(CNN) -- It was chunky, a hideous tan color, and, by today's standards, ridiculously feeble.
It was limited to 64 kilobytes of memory -- about the equivalent of one long e-mail.
And yet 25 years ago, almost everyone seemed to have one.
It was the Commodore 64, an 8-bit, mass-produced machine that brought personal computing into the home for millions of users in the early- and mid-1980s. People used their C64s, as they were known, for everything from basic office functions to primitive games like "Impossible Mission."
Commodore sold more than 17 million of its C64 systems, according to the company. The Guinness Book of World Records lists the Commodore 64 as the best-selling single computer model of all time.
"Spent hours and hours writing little programs for my then very young kids .... happy days," wrote Ian Mumby last month on a Commodore 64 Facebook page. "Still have the c64 in the loft, may have to go dig it out and play."

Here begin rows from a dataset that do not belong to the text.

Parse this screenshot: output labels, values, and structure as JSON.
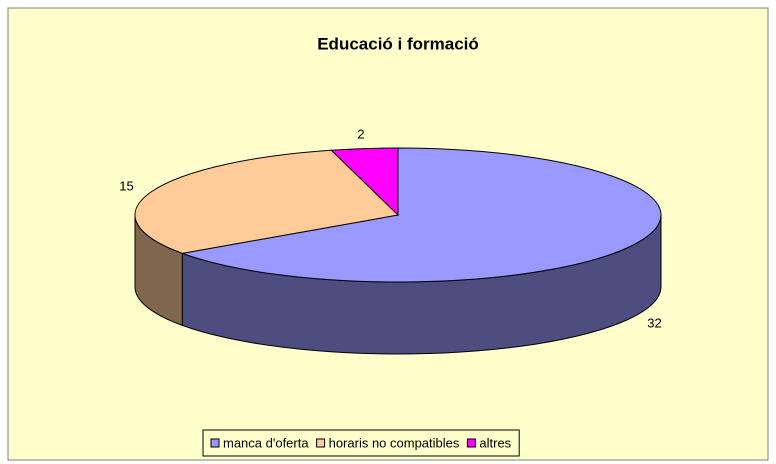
{
  "chart_data": {
    "type": "pie",
    "title": "Educació i formació",
    "categories": [
      "manca d'oferta",
      "horaris no compatibles",
      "altres"
    ],
    "values": [
      32,
      15,
      2
    ],
    "colors": [
      "#9999ff",
      "#ffcc99",
      "#ff00ff"
    ],
    "legend": "bottom"
  }
}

Now, nearly three decades after it debuted in 1982, the Commodore 64 is making a comeback. The company that built it, Commodore International, went bankrupt in 1994. But a revived outfit, Commodore USA, plans to release a line of retro-looking Commodore computers this month that have modern components inside.

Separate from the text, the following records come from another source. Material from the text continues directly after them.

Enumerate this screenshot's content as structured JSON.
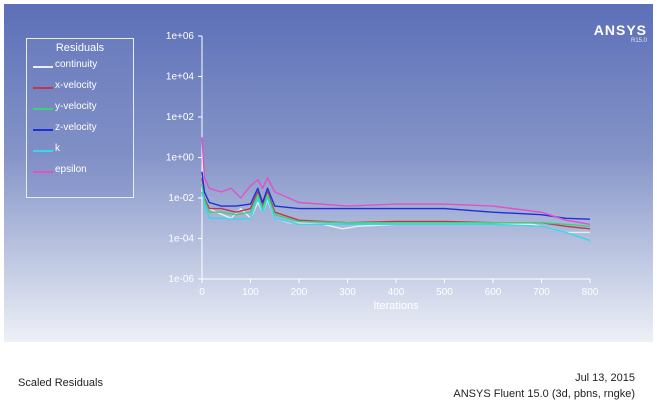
{
  "brand": {
    "name": "ANSYS",
    "version": "R15.0"
  },
  "footer": {
    "plot_name": "Scaled Residuals",
    "date": "Jul 13, 2015",
    "solver_info": "ANSYS Fluent 15.0 (3d, pbns, rngke)"
  },
  "colors": {
    "panel_top": "#5c6fb8",
    "panel_bottom": "#eef0f7",
    "axis": "#ffffff"
  },
  "chart_data": {
    "type": "line",
    "title": "",
    "xlabel": "Iterations",
    "ylabel": "",
    "y_scale": "log",
    "xlim": [
      0,
      800
    ],
    "ylim": [
      1e-06,
      1000000.0
    ],
    "x_ticks": [
      0,
      100,
      200,
      300,
      400,
      500,
      600,
      700,
      800
    ],
    "x_tick_labels": [
      "0",
      "100",
      "200",
      "300",
      "400",
      "500",
      "600",
      "700",
      "800"
    ],
    "y_ticks": [
      1e-06,
      0.0001,
      0.01,
      1,
      100.0,
      10000.0,
      1000000.0
    ],
    "y_tick_labels": [
      "1e-06",
      "1e-04",
      "1e-02",
      "1e+00",
      "1e+02",
      "1e+04",
      "1e+06"
    ],
    "legend_title": "Residuals",
    "legend_position": "top-left",
    "series": [
      {
        "name": "continuity",
        "color": "#e8ecf2",
        "x": [
          0,
          5,
          15,
          30,
          60,
          80,
          100,
          115,
          125,
          135,
          150,
          180,
          250,
          290,
          320,
          400,
          500,
          600,
          680,
          700,
          750,
          800
        ],
        "y": [
          1,
          0.01,
          0.003,
          0.002,
          0.001,
          0.003,
          0.001,
          0.006,
          0.002,
          0.008,
          0.001,
          0.0006,
          0.0005,
          0.0003,
          0.0004,
          0.0005,
          0.0005,
          0.0005,
          0.0005,
          0.0004,
          0.0002,
          0.0002
        ]
      },
      {
        "name": "x-velocity",
        "color": "#c0384c",
        "x": [
          0,
          5,
          15,
          40,
          70,
          100,
          115,
          125,
          135,
          150,
          200,
          300,
          400,
          500,
          600,
          700,
          750,
          800
        ],
        "y": [
          0.1,
          0.01,
          0.003,
          0.003,
          0.002,
          0.003,
          0.02,
          0.004,
          0.02,
          0.002,
          0.0008,
          0.0006,
          0.0007,
          0.0007,
          0.0006,
          0.0006,
          0.0004,
          0.0003
        ]
      },
      {
        "name": "y-velocity",
        "color": "#3fd07a",
        "x": [
          0,
          5,
          15,
          40,
          70,
          100,
          115,
          125,
          135,
          150,
          200,
          300,
          400,
          500,
          600,
          700,
          750,
          800
        ],
        "y": [
          0.05,
          0.008,
          0.002,
          0.002,
          0.0015,
          0.002,
          0.015,
          0.003,
          0.015,
          0.0015,
          0.0007,
          0.0006,
          0.0006,
          0.0006,
          0.0006,
          0.0006,
          0.0005,
          0.0004
        ]
      },
      {
        "name": "z-velocity",
        "color": "#1f2fd8",
        "x": [
          0,
          5,
          15,
          40,
          70,
          100,
          115,
          125,
          135,
          150,
          200,
          300,
          400,
          500,
          600,
          700,
          750,
          800
        ],
        "y": [
          0.2,
          0.02,
          0.006,
          0.004,
          0.004,
          0.005,
          0.03,
          0.006,
          0.03,
          0.004,
          0.003,
          0.003,
          0.003,
          0.003,
          0.002,
          0.0015,
          0.001,
          0.0009
        ]
      },
      {
        "name": "k",
        "color": "#37d8e8",
        "x": [
          0,
          5,
          15,
          40,
          70,
          100,
          115,
          125,
          135,
          150,
          200,
          300,
          400,
          500,
          600,
          700,
          750,
          800
        ],
        "y": [
          0.02,
          0.005,
          0.001,
          0.001,
          0.0009,
          0.001,
          0.01,
          0.002,
          0.01,
          0.001,
          0.0005,
          0.0005,
          0.0005,
          0.0005,
          0.0005,
          0.0004,
          0.0002,
          8e-05
        ]
      },
      {
        "name": "epsilon",
        "color": "#e052c8",
        "x": [
          0,
          5,
          15,
          40,
          60,
          80,
          100,
          115,
          125,
          135,
          150,
          200,
          300,
          400,
          500,
          600,
          700,
          750,
          800
        ],
        "y": [
          10,
          0.1,
          0.03,
          0.02,
          0.03,
          0.01,
          0.04,
          0.08,
          0.03,
          0.1,
          0.02,
          0.006,
          0.004,
          0.005,
          0.005,
          0.004,
          0.002,
          0.0008,
          0.0005
        ]
      }
    ]
  }
}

On the outside, these self-contained "keyboard computers" will look as they did back when Ronald Reagan was in the White House and "Miami Vice" was bringing moody pastel hues to TV. Under the hood, however, they will be very up-to-date.
The new Commodore 64's hardware includes a dual-core 1.8 Ghz Atom processor, Nvidia Ion2 graphics chipset, up to 4 GB of RAM and HDMI output for desktop viewing on TV. It also features USB connectivity, a multi-format memory card reader and Wi-Fi capability.

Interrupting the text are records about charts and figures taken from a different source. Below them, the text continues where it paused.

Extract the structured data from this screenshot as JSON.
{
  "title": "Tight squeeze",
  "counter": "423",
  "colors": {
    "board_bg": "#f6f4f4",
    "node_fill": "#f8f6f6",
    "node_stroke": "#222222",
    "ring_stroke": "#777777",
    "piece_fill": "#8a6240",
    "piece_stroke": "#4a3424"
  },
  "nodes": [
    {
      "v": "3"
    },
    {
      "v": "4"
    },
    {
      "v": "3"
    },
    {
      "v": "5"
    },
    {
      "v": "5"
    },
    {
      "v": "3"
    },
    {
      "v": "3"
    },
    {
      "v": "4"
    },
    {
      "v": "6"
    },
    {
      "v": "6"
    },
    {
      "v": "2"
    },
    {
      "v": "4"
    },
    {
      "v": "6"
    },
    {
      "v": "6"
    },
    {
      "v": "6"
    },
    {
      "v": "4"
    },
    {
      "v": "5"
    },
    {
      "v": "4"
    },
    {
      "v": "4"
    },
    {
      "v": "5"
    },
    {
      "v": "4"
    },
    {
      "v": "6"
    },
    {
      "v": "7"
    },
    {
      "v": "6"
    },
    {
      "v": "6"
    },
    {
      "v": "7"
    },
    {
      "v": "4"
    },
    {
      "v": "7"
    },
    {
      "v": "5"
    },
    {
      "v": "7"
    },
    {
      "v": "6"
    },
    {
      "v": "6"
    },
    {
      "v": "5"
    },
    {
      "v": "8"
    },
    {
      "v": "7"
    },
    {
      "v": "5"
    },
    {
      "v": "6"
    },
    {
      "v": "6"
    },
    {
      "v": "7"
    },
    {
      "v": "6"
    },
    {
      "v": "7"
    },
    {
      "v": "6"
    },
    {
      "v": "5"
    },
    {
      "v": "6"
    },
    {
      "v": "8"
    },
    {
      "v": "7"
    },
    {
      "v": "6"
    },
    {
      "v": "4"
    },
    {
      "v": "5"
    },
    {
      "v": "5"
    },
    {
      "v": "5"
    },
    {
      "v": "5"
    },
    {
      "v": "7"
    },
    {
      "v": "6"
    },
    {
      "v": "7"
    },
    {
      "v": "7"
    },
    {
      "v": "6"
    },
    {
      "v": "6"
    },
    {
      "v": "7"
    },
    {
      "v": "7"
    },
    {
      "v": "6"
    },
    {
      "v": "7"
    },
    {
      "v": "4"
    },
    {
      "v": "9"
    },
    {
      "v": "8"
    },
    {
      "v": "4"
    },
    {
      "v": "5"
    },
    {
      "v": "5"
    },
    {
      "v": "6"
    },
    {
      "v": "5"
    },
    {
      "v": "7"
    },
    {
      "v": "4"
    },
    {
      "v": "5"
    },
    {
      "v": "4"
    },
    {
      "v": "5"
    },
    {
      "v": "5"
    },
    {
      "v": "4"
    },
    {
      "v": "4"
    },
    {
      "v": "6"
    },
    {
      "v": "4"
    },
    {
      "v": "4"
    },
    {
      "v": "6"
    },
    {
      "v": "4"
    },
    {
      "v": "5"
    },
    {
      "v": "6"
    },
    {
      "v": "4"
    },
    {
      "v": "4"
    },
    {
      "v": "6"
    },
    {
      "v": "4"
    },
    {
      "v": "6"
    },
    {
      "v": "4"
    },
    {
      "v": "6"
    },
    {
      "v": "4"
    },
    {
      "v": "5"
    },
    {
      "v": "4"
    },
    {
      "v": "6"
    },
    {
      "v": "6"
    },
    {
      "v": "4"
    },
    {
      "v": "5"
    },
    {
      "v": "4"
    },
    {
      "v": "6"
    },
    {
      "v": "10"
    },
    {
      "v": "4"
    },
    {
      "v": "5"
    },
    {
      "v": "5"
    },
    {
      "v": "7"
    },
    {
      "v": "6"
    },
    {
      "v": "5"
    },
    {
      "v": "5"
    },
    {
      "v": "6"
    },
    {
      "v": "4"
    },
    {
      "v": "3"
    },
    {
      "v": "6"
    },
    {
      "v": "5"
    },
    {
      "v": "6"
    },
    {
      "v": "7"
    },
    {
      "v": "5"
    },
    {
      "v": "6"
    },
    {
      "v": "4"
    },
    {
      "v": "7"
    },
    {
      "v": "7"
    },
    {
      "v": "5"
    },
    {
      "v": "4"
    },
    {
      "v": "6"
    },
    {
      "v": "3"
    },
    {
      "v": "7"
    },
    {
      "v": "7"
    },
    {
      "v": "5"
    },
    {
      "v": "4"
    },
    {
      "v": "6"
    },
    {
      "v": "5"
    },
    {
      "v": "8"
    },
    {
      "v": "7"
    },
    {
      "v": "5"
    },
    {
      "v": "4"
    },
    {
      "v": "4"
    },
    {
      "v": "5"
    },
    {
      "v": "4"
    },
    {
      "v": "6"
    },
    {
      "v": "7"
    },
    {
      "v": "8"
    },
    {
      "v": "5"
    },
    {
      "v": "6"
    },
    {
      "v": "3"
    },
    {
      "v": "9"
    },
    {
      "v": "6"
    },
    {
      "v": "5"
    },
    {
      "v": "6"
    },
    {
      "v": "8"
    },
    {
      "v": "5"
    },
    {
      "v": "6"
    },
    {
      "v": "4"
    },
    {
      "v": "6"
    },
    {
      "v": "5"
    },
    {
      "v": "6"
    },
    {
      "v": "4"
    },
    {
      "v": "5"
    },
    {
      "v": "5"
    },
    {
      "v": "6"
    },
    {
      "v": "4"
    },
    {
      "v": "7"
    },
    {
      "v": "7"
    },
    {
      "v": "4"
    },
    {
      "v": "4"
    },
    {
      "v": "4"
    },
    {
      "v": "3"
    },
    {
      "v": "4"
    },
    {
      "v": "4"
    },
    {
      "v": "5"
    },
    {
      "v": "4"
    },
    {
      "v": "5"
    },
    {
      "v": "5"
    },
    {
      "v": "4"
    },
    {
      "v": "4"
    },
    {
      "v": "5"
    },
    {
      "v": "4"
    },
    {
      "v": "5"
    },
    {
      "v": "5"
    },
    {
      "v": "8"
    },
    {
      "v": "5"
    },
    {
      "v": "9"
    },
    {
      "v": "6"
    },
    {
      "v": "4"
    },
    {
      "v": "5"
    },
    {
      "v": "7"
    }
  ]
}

Prices start at $595 -- the same as the original machine. A monitor and mouse are sold separately. Pre-sales are under way, and Commodore is promising delivery by early June.
Commodore USA President and CEO Barry Altman said he sought out the owners of the defunct Commodore brand and acquired the licenses to the name. He wasn't planning to reproduce a Commodore 64 model at first, but changed his mind after being flooded with requests on his website.
Altman, whose reborn Commodore company is based in Fort Lauderdale, Florida,began taking pre-orders on the site April 5 and was stunned by the response.
"The demand for this unit is worldwide. It's far, far exceeding our wildest expectations," Altman told CNN. He said about 20,000 models were ordered in each of the first few days they went on sale in early April.
"Because it's so retro, it's even been popular among kids who weren't even alive when the (original) 64 was around," he said.
Altman became sold on Commodores when he ran his satellite communications company on almost 200 Commodore 64s in the 1980s.
"It was a great product, with a great form factor," he said. "It contains the entire computer inside the keyboard. It takes up no extra room."
The C64 became hugely popular because it had more memory and was much cheaper than comparable models from IBM and Apple. It could also be hooked up to almost any ordinary television, which served as a monitor.
Altman said his research showed brand recognition of 87% for the Commodore 64, a remarkable score for a model that's been off the market for 17 years.
Options range from a classically styled $250 plastic shell for DIYers who want to insert their own motherboard and hard drive, to a fully loaded $895 "Ultimate" system with 1 TB of storage space and a Blu-ray drive.
Commodore's historical VIC line of 8-bit personal computers is also getting an overhaul. And Altman promises a new line of computers based on the popular Commodore Amiga brand will also arrive soon.
Replicating the look and feel of the original Commodore 64 machines was a "monumental undertaking," he said. To get the distinctive tan color just right, Altman had to send samples to a lab to be analyzed and reproduced.
"That original color -- brown, tan, beige, whatever you want to call it -- must have been designed by an alien," he said.
The original Commodore 64s may conjure up fond memories in millions of former arcade-loving adolescents. But will the system's storied past and chunky beige aesthetic be enough to attract today's computer users, who have been weaned on the sleek stylings and slick interfaces of Apple devices?
If Altman is worried about that, he's not saying.
"I was taken by surprise by the scope of (the interest)," he told CNN. "Nostalgia is a big thing. There are a tremendous amount of people who have been brought up on the Commodore 64."